2 points| W_rey45 | 1 month ago |github.com

I’ve been working on a small primitive for agentic systems: a cryptographically signed receipt that records what an AI agent decided, what it did, and what changed — as a single canonical JSON artifact.

The problem: Agent systems today rely on logs, dashboards, or proprietary consoles for truth. Those are easy to forge, truncate, or lose. If an agent takes a high-stakes action (e.g. a firewall change, a deployment, a purchase), there’s no portable artifact you can independently verify later.

The idea: Treat agent execution like a signed transaction, not a log stream. Each run emits a receipt that can be verified offline, without trusting the issuer’s infrastructure.

How it works (minimal core):

Deterministic signing: Ed25519 signatures over a canonical JSON byte string

Canonicalization: RFC 8785-style JSON canonicalization (stable key ordering, UTF-8 encoding, no insignificant whitespace)

Tamper evidence: Any mutation of the signed payload flips the SHA-256 hash and invalidates the signature

Offline verification: A standalone verifier script; no network calls, no dependencies on the issuer

Try it locally (no network):

python verify_receipt.py hn_receipt.json python verify_receipt.py hn_receipt_tampered.json

The first passes; the second fails after a single-field mutation.

This is intentionally not a logging system, observability platform, or policy engine. It’s a small integrity / provenance primitive intended to compose with higher-level agent frameworks.

I’d appreciate feedback on:

Threat-model gaps (e.g. confused-deputy or context-hijacking risks)

Schema ergonomics for high-frequency or long-running agent pipelines

Canonicalization edge cases worth enforcing earlier

5 comments

order

W_rey45|1 month ago

Threat model / scope: This design assumes the signer’s private key is trusted at issuance time; it does not attempt to prove semantic correctness of the agent’s reasoning or inputs. The signature covers only the canonicalized signed_block; any mutation invalidates verification. Receipts are portable and verifiable offline but do not prevent a malicious issuer from signing false data (integrity primitive, not a truth oracle). Replay is detectable (e.g. via hash chaining or external indexing) but not prevented by the receipt alone. Confidentiality is out of scope; receipts are integrity-only artifacts. The goal is to make post-hoc tampering and log forgery detectable, not to replace policy enforcement or access control.

nulone|1 month ago

Solid primitive. Two questions:

1. Crash edge case: If an agent executes a side-effect and dies before signing the receipt, is that action orphaned? Any WAL-style intent/completion model?

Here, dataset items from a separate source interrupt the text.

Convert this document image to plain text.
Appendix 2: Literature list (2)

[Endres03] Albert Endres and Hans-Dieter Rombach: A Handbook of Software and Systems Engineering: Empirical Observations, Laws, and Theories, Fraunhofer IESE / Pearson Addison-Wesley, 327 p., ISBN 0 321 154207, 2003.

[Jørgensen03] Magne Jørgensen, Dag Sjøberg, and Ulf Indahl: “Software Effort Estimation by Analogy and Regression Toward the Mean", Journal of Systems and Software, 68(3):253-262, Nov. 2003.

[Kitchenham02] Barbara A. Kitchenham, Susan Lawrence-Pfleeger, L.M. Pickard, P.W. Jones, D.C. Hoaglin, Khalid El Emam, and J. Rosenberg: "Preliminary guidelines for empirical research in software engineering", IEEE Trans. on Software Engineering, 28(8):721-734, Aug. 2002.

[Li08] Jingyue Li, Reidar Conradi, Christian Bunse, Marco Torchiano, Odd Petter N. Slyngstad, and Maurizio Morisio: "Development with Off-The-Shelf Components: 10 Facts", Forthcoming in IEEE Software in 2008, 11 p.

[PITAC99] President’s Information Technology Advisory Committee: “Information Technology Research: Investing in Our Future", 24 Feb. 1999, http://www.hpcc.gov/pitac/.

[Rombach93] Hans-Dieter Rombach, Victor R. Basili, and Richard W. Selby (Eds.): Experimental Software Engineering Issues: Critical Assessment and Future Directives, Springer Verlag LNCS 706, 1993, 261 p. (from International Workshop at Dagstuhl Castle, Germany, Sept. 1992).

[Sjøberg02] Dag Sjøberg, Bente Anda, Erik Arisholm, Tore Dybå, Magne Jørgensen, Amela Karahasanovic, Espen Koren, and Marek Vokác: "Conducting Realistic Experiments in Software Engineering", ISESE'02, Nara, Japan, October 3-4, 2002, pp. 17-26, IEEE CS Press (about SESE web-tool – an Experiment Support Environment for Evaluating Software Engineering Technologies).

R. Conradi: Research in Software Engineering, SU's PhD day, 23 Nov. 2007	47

2. Multi-step workflows: Do receipts chain natively (parent pointers/Merkle) or via external linking? (I see storage/ledgers are out of scope, but curious about the linkage design.)

The negative proof angle (proving AI didn't touch prod) is compelling for compliance.

W_rey45|1 month ago

Great questions.

1) Crash/orphan side-effect: agreed this needs an intent/commit model. The clean pattern is WAL-style: emit/sign an “INTENT” receipt before side-effect + a “COMMIT” receipt after; absence of COMMIT is itself evidence (“we can’t attest completion”). Another option is tool-level signing so the side-effecting tool returns a signed result that the agent includes.

2) Linking: yes linkage can be native without building storage. Next iteration is parent_hash (or prev_hash) inside the signed_block so receipts naturally chain; Merkle/log indexing stays external.

kxbnb|1 month ago

The "signed transaction, not a log stream" framing is exactly right. Logs are optimistic - you assume they're complete and unmodified. Receipts are pessimistic - you verify before trusting.

We've been thinking about a related problem at toran.sh: capturing what an agent actually sent to external APIs (and what came back) without trusting the agent's self-reported logs. Different angle - we focus on the API request/response level rather than the decision/action level - but the same underlying insight: the source of truth needs to be outside the agent's control.

The Ed25519 + canonical JSON approach is clean. Question: how are you handling schema evolution? If the receipt format changes, older receipts still need to verify but newer tooling might expect different fields.

W_rey45|1 month ago

Great question this is exactly the tension we’re trying to be explicit about.

CIRCE separates cryptographic verification from semantic interpretation. The signature covers a minimal, stable signed_block (canonicalized → hashed → signed). Everything else is metadata that can evolve without affecting verification.

Older receipts remain verifiable because the verifier only assumes the signed scope + canonicalization rules. Newer tooling can understand more fields, but must ignore unknown/missing fields (JWT / signed artifact style). We also include a schema identifier/hash for tooling selection, but it’s intentionally not security-critical — verification is purely about integrity.

Also: toran.sh’s angle is super aligned. Capturing actual API request/response outside the agent’s control feels like the “ground truth” complement to CIRCE’s “decision truth.” Curious: are you anchoring the API transcript via a sidecar/proxy with its own signing key, or are you doing something like a transparency log/Merkle chain for requests?